China has long been the focus of attention for investors looking for a long-term growth story in emerging markets and specifically in Asia. Although the market has already rallied significantly from recent lows, investors remain generally overweight in this market, citing its economic expansion prospects and optimism over the government's Rmb4 trillion ($586 billion) fiscal stimulus package.
While the consensus is clear that China's economy does hold significant promise, not everyone is convinced it deserves blind faith. And with valuations of China shares rising so rapidly this year, some fund managers are finding it hard to justify the gains.
"There is no doubt that China's economy is strong relative to developed market economies. Strong growth in bank lending, a boom in fixed-asset investment and resilient consumption are painting an attractive picture and encouraging investment in the equity market," says Nick Scott, Hong Kong-based CIO for Asian equities at BlackRock. "However, this must be tempered with a note of caution."
Scott notes that the year-on-year trends in China's economy are clouded somewhat by the base effect of last year's snowstorms and the earthquake in Sichuan. In addition, bank lending, while enormous, has been very short-term. Ultimately, industrial profitability in the export sector is likely to contract and disappoint until there are signs of sustained recovery, beyond the current inventory re-stocking, in Western consumer markets, Scott says.
"Given this, we remain focused on opportunities in Chinese domestic consumption and eschew the exporting industrials," Scott says. "Chinese consumption has shown little sign of slowing substantially and remains particularly strong at the high-end. China's continued strength is a bright spot in the global economy and is providing numerous investment opportunities."
Property remains the key "swing" factor and the next three to six months are crucial, Scott says, adding this market is likely to recover before the export market. If the current wave of transaction growth remains sustainable over the next three to six months, it may signal growth in property investment, which typically lags growth in transactions by six to 10 months, he adds.
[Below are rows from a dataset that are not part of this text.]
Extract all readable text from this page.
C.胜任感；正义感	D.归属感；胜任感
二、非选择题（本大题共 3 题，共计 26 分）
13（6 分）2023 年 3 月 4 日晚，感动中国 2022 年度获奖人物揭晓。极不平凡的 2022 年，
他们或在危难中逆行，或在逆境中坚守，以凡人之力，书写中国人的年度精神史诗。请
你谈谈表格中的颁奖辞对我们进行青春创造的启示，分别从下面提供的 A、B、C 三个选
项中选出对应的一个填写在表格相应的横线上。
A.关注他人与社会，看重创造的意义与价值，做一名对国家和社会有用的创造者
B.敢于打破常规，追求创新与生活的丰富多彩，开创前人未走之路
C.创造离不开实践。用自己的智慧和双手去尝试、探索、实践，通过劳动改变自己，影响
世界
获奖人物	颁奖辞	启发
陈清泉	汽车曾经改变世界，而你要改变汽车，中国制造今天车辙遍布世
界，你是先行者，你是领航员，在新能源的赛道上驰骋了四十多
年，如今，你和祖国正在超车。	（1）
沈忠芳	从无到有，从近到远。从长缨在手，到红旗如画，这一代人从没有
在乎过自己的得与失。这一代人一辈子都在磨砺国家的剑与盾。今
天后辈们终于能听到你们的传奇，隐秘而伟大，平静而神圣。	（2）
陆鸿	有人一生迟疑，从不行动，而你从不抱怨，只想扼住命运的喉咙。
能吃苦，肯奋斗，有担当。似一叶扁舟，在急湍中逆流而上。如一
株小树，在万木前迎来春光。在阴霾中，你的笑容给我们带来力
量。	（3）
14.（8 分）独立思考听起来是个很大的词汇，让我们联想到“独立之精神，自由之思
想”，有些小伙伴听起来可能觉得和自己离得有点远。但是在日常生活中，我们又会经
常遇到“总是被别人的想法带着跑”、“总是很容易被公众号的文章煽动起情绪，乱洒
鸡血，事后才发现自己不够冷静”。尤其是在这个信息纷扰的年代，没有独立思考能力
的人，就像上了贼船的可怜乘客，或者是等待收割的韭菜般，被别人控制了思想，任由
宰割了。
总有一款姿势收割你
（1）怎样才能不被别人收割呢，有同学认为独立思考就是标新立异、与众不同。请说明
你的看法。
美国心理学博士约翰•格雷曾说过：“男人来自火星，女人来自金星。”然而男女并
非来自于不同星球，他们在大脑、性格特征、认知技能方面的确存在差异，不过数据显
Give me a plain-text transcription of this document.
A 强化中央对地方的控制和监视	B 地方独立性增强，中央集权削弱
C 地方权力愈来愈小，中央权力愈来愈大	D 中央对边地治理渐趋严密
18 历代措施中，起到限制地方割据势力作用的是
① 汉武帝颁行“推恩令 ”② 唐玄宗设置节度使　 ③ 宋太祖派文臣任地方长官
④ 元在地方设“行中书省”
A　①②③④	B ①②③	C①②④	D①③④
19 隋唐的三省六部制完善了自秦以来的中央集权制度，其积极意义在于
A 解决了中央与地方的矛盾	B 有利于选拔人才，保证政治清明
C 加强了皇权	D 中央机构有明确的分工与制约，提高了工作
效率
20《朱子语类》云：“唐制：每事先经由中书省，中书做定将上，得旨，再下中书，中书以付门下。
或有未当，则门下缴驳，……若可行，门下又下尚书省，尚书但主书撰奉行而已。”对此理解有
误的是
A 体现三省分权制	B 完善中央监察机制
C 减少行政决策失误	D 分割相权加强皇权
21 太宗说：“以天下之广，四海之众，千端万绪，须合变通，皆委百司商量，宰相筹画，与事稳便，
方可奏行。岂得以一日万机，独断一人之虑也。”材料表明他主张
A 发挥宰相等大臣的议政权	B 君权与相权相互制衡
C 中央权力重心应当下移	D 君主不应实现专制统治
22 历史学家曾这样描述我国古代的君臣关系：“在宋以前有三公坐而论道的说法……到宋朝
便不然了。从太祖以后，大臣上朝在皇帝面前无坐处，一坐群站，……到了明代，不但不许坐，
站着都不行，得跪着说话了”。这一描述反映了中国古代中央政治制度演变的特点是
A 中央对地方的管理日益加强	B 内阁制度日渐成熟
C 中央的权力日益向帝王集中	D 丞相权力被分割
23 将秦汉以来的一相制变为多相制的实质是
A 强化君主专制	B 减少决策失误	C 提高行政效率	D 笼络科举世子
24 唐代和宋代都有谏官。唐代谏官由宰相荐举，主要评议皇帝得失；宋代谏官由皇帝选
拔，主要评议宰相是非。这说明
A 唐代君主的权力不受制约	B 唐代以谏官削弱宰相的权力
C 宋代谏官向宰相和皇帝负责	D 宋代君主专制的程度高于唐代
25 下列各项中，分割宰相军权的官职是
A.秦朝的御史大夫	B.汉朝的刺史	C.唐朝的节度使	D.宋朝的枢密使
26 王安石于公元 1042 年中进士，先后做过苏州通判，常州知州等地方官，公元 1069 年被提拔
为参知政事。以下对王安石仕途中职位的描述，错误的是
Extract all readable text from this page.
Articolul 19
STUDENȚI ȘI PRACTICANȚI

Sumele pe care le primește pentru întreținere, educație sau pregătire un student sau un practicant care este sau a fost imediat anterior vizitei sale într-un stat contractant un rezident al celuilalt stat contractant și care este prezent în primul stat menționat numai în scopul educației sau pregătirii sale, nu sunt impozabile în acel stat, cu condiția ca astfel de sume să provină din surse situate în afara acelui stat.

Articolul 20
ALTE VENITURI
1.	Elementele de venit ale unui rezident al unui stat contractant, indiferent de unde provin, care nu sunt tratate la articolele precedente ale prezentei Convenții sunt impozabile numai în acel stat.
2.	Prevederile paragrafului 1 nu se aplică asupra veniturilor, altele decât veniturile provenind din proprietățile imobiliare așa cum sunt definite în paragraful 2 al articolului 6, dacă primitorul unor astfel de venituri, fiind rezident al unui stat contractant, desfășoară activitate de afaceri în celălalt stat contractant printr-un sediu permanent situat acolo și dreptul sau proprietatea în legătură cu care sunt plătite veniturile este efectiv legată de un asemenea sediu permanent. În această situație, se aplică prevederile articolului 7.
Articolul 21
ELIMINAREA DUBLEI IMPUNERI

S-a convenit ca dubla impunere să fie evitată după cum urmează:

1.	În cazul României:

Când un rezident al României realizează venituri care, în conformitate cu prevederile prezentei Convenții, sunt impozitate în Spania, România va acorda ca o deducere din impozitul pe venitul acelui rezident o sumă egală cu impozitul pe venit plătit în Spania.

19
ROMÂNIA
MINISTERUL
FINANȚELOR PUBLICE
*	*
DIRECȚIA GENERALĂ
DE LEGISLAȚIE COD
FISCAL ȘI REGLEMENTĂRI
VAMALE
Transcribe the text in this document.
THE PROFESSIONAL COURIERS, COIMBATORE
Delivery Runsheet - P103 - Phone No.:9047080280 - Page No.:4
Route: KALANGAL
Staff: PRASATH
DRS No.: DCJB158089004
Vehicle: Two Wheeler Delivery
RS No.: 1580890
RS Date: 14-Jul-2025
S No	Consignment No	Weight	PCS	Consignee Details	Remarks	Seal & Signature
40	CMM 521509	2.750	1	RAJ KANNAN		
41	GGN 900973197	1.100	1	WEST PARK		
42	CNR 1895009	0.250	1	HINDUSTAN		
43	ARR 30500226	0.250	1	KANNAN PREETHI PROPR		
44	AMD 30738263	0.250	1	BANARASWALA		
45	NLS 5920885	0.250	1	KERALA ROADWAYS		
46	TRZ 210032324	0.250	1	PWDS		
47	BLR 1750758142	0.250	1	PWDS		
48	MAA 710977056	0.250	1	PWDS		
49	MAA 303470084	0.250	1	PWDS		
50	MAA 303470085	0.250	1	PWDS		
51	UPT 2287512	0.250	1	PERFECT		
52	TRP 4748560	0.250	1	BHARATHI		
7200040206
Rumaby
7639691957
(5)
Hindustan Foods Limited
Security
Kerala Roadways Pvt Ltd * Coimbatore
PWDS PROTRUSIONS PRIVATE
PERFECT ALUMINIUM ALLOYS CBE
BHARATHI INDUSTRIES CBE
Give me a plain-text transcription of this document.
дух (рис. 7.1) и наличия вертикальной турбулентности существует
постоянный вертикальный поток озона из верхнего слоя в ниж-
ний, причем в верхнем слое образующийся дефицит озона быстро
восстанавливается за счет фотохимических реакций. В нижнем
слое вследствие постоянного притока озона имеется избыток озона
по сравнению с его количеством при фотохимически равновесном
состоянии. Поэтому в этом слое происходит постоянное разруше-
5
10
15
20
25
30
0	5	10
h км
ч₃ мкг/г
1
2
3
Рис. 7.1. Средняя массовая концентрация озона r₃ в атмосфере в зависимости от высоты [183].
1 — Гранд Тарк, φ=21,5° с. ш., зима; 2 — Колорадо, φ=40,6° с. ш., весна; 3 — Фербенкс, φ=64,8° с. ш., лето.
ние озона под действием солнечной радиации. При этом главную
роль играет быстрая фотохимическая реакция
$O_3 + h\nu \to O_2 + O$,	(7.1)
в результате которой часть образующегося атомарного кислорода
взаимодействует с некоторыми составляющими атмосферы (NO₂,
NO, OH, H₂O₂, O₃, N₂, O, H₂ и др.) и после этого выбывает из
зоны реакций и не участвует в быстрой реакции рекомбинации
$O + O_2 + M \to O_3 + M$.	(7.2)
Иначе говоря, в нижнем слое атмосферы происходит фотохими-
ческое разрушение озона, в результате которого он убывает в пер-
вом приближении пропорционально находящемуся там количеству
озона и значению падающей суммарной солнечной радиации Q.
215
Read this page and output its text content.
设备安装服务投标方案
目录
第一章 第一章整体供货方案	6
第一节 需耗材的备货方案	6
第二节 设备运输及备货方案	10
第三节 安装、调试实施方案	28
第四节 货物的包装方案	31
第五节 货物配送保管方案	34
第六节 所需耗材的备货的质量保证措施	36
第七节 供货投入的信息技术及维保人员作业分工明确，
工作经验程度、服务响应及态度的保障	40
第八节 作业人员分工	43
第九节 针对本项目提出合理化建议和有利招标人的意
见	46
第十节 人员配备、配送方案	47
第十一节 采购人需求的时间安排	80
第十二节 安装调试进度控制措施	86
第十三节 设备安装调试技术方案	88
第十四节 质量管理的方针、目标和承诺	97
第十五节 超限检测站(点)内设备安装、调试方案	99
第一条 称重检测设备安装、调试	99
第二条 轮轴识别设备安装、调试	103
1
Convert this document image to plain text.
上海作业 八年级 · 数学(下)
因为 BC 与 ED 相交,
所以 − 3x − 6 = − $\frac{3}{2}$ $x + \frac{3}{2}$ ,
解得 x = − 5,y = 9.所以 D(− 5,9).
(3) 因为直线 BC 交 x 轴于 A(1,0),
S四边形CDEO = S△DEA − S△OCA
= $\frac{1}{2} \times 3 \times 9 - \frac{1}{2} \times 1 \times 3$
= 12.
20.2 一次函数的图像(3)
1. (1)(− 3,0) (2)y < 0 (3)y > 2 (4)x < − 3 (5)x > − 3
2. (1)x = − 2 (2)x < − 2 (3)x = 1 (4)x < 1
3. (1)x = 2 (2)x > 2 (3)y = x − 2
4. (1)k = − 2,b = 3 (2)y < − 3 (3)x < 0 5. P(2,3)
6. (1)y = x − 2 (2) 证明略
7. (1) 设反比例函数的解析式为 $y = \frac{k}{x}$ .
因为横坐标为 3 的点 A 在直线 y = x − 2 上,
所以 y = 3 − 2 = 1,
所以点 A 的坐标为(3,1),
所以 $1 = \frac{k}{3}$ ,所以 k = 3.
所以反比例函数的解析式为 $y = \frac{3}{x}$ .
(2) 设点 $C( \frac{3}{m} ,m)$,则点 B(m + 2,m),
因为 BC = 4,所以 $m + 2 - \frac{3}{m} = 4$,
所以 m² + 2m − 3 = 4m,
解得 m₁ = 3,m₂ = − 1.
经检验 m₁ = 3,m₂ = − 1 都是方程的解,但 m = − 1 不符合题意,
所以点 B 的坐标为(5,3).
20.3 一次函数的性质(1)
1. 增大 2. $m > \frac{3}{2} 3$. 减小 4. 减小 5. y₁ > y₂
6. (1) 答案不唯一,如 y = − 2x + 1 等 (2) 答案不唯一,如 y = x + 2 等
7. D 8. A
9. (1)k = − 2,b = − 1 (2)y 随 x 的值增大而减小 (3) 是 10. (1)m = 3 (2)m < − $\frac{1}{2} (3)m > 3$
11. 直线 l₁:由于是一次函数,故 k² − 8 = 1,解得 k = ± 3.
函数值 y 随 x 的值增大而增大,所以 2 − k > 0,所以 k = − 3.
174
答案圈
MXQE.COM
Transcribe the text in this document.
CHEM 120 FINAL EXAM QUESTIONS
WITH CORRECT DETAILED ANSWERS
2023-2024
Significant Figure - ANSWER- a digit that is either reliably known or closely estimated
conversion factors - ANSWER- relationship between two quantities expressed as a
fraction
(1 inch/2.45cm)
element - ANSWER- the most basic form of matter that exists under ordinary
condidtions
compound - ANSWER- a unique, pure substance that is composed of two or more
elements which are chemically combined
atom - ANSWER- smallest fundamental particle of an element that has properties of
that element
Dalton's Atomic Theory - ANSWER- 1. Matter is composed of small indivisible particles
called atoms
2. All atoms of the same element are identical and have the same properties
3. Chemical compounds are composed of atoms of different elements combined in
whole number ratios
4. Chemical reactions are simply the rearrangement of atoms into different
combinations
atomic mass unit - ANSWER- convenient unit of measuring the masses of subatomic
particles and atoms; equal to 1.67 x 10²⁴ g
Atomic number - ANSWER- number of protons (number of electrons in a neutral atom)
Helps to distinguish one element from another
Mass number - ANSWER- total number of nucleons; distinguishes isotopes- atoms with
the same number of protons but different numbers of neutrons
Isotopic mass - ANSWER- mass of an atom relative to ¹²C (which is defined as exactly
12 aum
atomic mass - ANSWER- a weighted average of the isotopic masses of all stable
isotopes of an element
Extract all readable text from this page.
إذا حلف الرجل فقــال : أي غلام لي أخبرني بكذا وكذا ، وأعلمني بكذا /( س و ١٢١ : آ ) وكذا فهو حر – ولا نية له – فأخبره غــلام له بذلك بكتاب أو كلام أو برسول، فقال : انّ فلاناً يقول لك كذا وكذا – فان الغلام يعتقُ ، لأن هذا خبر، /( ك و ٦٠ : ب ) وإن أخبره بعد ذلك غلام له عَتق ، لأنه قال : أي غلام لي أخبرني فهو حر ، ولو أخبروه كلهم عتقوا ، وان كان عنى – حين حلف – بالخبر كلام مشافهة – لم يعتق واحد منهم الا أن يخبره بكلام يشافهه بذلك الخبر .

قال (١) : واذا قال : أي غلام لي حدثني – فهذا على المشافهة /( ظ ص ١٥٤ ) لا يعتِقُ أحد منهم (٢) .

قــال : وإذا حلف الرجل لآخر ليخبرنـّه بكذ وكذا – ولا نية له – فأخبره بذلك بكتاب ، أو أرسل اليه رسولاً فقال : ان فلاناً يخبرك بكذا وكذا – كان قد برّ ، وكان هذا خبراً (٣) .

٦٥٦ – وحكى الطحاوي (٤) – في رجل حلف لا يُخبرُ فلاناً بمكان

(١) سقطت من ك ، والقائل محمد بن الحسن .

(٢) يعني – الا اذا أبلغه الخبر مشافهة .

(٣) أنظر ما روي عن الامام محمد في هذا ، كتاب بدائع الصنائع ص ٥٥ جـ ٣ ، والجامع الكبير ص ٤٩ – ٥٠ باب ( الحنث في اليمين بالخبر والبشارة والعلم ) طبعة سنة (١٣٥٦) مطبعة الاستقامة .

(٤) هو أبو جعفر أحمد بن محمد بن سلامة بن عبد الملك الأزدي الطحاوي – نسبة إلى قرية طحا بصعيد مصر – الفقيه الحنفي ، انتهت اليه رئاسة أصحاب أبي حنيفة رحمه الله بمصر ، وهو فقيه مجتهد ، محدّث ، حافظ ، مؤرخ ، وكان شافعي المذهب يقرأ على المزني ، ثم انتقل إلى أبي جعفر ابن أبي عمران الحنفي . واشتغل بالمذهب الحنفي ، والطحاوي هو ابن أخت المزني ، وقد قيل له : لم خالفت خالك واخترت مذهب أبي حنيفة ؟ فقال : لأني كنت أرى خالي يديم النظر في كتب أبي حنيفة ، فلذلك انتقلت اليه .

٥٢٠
BlackRock invests in China primarily through H-shares and red-chips in Hong Kong and Chinese stocks listed in Singapore and the US. Its BGF China fund also makes use of A-share exposure through P-Notes. The fund house also invests in indirect beneficiaries of a Chinese recovery, such as resources stocks in Australia.
Alex Ingham, a London-based emerging markets fund manager at Aviva Investors, believes the long-term bullishness on China is well-deserved. China is, after all, among his favoured markets in Asia. He stresses, however, that the problem lies with valuations.
Many of the stocks exposed to China's fiscal stimulus package -- cement, steel, construction, to name a few -- have become stretched, says Ingham, who gets his exposure in the market mainly through H-shares in Hong Kong.
Given the huge contraction in global demand, government policy is likely to remain the key short-term driver for markets, says Ayaz Ebrahim, CEO of Halbis Capital Management Asia-Pacific.
"China's ability to stimulate the economy is unparalleled, and data over the last couple of months suggest that government measures are gaining traction. It is understandable, therefore, for managers to be bullish on China," says Ebrahim. "However, it is becoming a crowded trade, and not all companies will benefit from government policy in a sustainable way. It is key, therefore, to look closely at each company's operating model and strategy and to be disciplined in assessing valuations," Ebrahim says.
The extreme stimulus measures being employed by China, and the rapid loan growth in the first quarter of this year, may create risks in the medium-term that investors should be aware of, Ebrahim adds.
Halbis has a number of China strategies to invest in red-chips, H-shares, B-shares and P-chips. For A-shares, Halbis invests in the market through equity-linked instruments and the QFII quota of HSBC Global Asset Management.